Klo was born in a refugee camp in Thailand, after his family fled Myanmar (Burma) before his birth. Like thousands of Burma’s ethnic Karen people, they were escaping government attacks. Even the refugee camps in Thailand were not always safe, forcing the family to move several times when Burmese soldiers threatened. Klo remembers that “we had to work every day to eat, grow vegetables, raise livestock, make some money (difficult when working outside the camp was illegal), and go to school. Sometimes we lacked enough money or food to eat.” He walked many miles each way to school, without proper shoes.

Seven years ago, Klo and his large family moved again – to southwest Houston! Though excited by the chance to live in peace, the adjustment has had challenges. Without knowing a word of English, Klo spent miserable weeks in elementary school right after his arrival – bewildered, bullied, “lost. I remember crying and my heart filled with depression. I was filled with enormous regret and wanted to return to Thailand.” 

Klo graduated from Westbury High School in 2016 and is excited to start his career! 




After fleeing a tribal war in the Congo, Ludreche and his mother lived as refugees in Gabon for 11 years until they were approved for resettlement in the United States in 2009. Ludreche started school in Houston in December as a 6th grader, which he remembers as one of the scariest and hardest times of his life. "The first day of school was terrifying because when I walked into the classroom, everyone stared.  I couldn’t understand a word the teacher was saying.  In a short time, I had gone from a rural refugee settlement in Gabon where I knew everyone to a huge city where I didn’t speak the language or know anybody," he remembers. 

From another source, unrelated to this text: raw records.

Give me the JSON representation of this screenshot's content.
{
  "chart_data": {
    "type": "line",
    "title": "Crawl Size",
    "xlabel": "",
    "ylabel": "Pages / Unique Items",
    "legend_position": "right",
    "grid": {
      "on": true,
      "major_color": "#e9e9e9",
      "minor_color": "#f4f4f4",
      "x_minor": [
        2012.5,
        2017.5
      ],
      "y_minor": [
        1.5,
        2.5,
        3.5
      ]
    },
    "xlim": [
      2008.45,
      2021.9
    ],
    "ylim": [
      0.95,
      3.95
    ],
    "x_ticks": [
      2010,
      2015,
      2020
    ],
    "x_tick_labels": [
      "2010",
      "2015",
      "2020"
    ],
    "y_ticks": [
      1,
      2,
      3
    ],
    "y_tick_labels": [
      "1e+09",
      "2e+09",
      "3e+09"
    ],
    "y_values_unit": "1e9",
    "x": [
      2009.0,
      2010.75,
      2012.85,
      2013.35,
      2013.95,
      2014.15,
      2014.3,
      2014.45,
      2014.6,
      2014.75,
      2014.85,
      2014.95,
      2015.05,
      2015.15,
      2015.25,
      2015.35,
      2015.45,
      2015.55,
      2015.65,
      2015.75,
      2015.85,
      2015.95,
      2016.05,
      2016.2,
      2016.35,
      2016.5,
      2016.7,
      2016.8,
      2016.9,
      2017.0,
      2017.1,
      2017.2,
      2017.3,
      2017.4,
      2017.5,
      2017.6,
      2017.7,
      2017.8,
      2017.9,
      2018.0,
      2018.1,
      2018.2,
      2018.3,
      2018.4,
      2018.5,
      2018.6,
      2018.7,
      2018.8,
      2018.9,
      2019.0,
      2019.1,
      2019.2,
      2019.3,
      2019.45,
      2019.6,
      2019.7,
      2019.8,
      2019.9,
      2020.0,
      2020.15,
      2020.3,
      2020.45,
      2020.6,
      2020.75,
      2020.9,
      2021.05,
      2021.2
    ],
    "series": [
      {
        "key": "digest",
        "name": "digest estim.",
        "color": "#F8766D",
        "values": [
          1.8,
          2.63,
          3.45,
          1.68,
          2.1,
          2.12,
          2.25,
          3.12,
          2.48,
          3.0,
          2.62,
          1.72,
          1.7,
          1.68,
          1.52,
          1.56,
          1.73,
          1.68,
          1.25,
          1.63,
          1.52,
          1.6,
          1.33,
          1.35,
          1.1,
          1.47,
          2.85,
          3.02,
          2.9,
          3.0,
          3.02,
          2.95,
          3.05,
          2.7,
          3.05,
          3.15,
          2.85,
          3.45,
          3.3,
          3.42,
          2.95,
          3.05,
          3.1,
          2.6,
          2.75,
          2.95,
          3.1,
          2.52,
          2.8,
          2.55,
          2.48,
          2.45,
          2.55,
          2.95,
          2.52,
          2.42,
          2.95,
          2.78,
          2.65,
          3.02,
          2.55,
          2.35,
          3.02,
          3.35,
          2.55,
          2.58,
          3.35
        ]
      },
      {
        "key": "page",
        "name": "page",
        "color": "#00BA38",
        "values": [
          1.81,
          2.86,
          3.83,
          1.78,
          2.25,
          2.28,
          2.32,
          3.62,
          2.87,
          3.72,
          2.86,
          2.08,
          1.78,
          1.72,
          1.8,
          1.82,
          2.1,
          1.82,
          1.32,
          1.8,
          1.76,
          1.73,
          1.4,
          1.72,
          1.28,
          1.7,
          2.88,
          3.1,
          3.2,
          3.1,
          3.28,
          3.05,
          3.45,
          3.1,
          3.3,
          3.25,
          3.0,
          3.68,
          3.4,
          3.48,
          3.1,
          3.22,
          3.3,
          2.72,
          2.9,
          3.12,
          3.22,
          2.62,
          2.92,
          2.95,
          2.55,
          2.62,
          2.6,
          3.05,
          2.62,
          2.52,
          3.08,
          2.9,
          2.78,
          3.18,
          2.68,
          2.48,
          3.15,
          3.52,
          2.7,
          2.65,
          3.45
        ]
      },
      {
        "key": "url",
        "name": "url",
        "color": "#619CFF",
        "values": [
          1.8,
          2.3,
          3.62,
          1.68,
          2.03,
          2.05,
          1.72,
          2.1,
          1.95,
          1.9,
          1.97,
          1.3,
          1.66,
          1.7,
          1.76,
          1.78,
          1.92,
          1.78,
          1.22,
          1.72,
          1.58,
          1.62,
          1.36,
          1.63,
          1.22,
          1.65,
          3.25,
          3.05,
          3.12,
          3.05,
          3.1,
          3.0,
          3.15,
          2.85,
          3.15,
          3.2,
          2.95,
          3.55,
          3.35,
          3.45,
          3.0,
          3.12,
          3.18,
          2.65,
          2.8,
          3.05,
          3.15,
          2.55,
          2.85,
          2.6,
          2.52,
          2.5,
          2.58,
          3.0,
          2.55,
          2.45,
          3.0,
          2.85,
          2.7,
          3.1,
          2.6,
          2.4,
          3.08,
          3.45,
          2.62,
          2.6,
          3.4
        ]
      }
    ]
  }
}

 Ludreche considers two extra-curricular activities to be his saving graces during this difficult transition, Cross Country running and PAIR. Ludreche feels that running is "his freedom" and enjoys pushing himself to improve. Through his active participation in PAIR's programs for 6 years, Ludreche improved his English and achieve his academic goals. He graduated from Westbury High School in 2016 and will travel to Kansas to attend Allen Community College in the fall.